To conduct a systematic review and meta-analysis of published series examining the efficacy of genome-wide cell-free DNA (cfDNA) testing in identifying aneuploidy in pregnancies ending in miscarriage.

METHODS

A systematic review was conducted encompassing observational studies evaluating aneuploidy detection by genome-wide cfDNA testing in pregnancy losses before 22 weeks of gestation. A hierarchical summary receiver operating curve was employed to assess pooled sensitivity, specificity, and area under the curve (AUC) of genome-wide cfDNA versus genetic diagnostic studies in the detection of aneuploidy.

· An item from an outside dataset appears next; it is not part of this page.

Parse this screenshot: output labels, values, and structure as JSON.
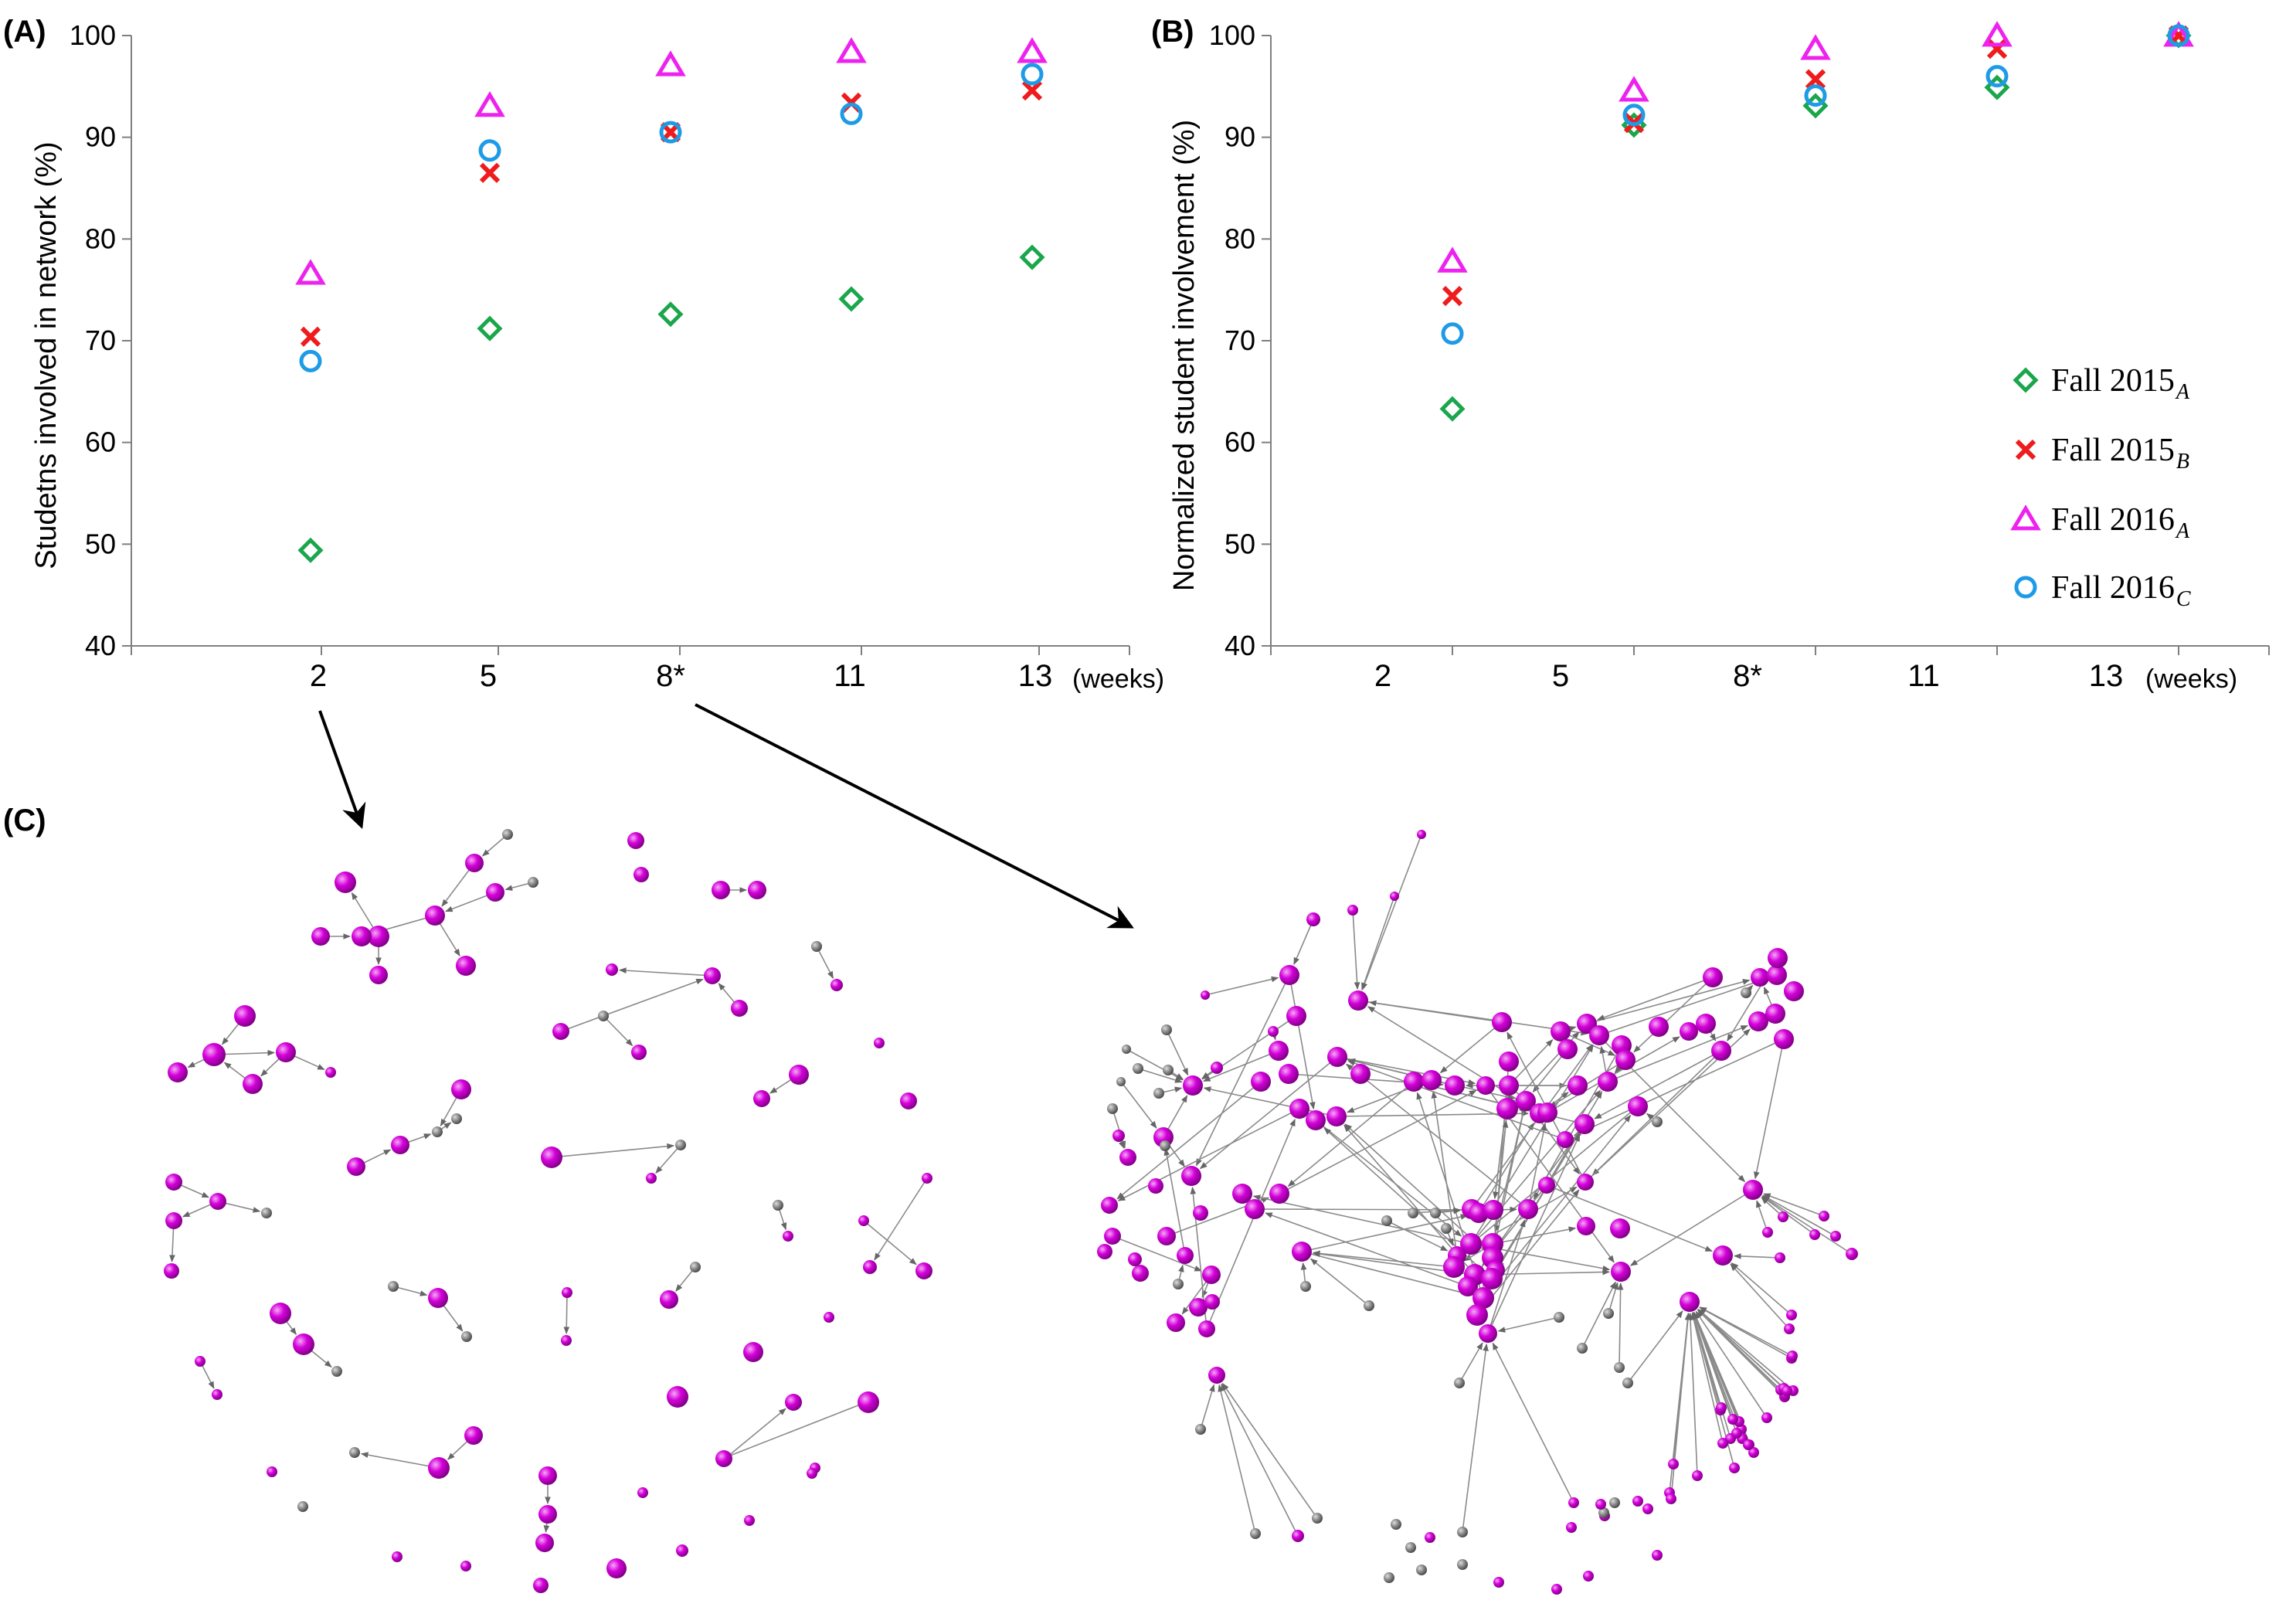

Pooled aneuploidy rate, rate of no-calls, and concordance between cfDNA and diagnostic studies were analyzed using a single proportion meta-analysis based on the inverse of the variance.

RESULTS

Out of 25 eligible series, eight studies were included for analysis, comprising 552 miscarriages with informative results for both cfDNA and diagnostic testing. Pooled sensitivity, specificity, and AUC were 78% (95% CI: 71%-83%), 91% (95% CI: 86%-95%), and 92%, respectively. Pooled aneuploidy rate, the proportion of no-calls, and concordance were 61% (95% CI: 53%-69%), 4% (95% CI: 0%-12%), and 84% (95% CI: 81%-87%), respectively. In cases of positive cfDNA results, the risk of aneuploidy increased to 93%, whereas negative results yielded a 28% risk of aneuploidy.

CONCLUSION

cfDNA testing demonstrates acceptable accuracy in predicting fetal aneuploidy when employed as a screening test in miscarriages. The main advantage of cfDNA testing is that it does not require the availability of products of conception or prior chorionic villi sampling.